L’affaire Lyhanna, du prénom de la fillette de 4 ans retrouvée morte en juin, continue de provoquer des remous politiques et judiciaires. Ce mardi 9 juin, les ministres de l’Intérieur et des Armées, Gérald Darmanin et Laurent Nuñez, ont été entendus par la commission des Lois du Sénat, où ils ont défendu leur action face aux critiques. Dans le même temps, la mère de la victime a officialisé son intention de déposer une plainte contre l’État, accusé de n’avoir pas protégé l’enfant malgré les signalements.

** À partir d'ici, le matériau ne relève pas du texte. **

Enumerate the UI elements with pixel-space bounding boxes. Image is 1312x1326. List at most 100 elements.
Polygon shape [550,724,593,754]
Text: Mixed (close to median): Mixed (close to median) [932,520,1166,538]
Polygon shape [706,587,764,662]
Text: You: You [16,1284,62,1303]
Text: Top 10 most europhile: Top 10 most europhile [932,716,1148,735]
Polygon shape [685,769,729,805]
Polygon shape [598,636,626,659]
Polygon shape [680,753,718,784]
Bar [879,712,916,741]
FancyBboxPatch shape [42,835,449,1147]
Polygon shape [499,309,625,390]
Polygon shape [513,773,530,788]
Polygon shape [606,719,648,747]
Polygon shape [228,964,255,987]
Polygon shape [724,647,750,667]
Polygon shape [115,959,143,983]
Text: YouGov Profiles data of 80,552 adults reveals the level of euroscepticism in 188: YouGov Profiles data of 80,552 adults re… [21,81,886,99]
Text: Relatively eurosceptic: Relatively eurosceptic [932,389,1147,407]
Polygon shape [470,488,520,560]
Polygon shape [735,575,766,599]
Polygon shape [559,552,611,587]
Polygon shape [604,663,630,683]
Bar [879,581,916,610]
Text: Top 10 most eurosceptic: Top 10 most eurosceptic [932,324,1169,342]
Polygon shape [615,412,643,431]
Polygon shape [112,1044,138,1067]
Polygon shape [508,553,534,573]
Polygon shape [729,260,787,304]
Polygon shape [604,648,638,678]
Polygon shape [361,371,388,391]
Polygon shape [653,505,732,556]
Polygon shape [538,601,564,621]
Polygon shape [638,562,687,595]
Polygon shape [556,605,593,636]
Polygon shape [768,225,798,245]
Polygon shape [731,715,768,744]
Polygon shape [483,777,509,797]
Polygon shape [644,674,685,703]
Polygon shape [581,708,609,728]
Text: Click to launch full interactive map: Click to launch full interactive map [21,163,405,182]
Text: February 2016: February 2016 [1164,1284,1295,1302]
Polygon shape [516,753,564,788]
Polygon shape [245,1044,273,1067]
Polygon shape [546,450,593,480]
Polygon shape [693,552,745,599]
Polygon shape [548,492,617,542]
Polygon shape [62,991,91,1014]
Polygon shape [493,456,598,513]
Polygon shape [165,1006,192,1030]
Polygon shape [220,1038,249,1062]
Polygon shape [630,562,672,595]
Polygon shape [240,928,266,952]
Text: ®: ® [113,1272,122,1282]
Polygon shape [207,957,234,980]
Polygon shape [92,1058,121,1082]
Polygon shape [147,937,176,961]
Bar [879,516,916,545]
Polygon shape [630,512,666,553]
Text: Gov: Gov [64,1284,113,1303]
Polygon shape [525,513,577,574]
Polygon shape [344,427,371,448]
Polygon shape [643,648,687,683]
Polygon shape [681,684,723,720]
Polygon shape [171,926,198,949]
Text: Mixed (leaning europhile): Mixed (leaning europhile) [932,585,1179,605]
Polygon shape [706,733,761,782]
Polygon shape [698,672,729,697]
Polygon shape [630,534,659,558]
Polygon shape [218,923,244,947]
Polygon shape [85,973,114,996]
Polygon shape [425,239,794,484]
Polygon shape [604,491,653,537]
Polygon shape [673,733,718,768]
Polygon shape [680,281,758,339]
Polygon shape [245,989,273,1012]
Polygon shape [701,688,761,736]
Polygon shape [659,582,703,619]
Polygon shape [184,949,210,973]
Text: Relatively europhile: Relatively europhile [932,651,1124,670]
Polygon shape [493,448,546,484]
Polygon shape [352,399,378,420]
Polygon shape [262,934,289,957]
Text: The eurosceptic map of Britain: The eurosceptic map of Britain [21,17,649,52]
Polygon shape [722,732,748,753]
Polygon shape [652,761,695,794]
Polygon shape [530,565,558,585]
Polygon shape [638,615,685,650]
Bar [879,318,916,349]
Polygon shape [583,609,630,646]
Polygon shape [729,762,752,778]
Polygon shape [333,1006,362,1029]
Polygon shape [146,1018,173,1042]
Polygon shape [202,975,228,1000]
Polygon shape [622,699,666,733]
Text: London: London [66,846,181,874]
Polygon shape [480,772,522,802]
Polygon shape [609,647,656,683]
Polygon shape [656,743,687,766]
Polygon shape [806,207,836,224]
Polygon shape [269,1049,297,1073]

Audition sénatoriale : les ministres campent sur leurs positions
Convoqués par les sénateurs pour s’expliquer sur le suivi de l’affaire, Gérald Darmanin et Laurent Nuñez ont réaffirmé que les services avaient agi dans le cadre de leurs prérogatives. Selon des sources parlementaires, les deux ministres ont refusé de reconnaître une défaillance systémique, insistant sur la complexité des dossiers de protection de l’enfance et la nécessité de respecter les procédures judiciaires. Leurs interventions ont été marquées par des échanges vifs avec certains sénateurs, qui ont déploré un manque de transparence et de réactivité de l’administration.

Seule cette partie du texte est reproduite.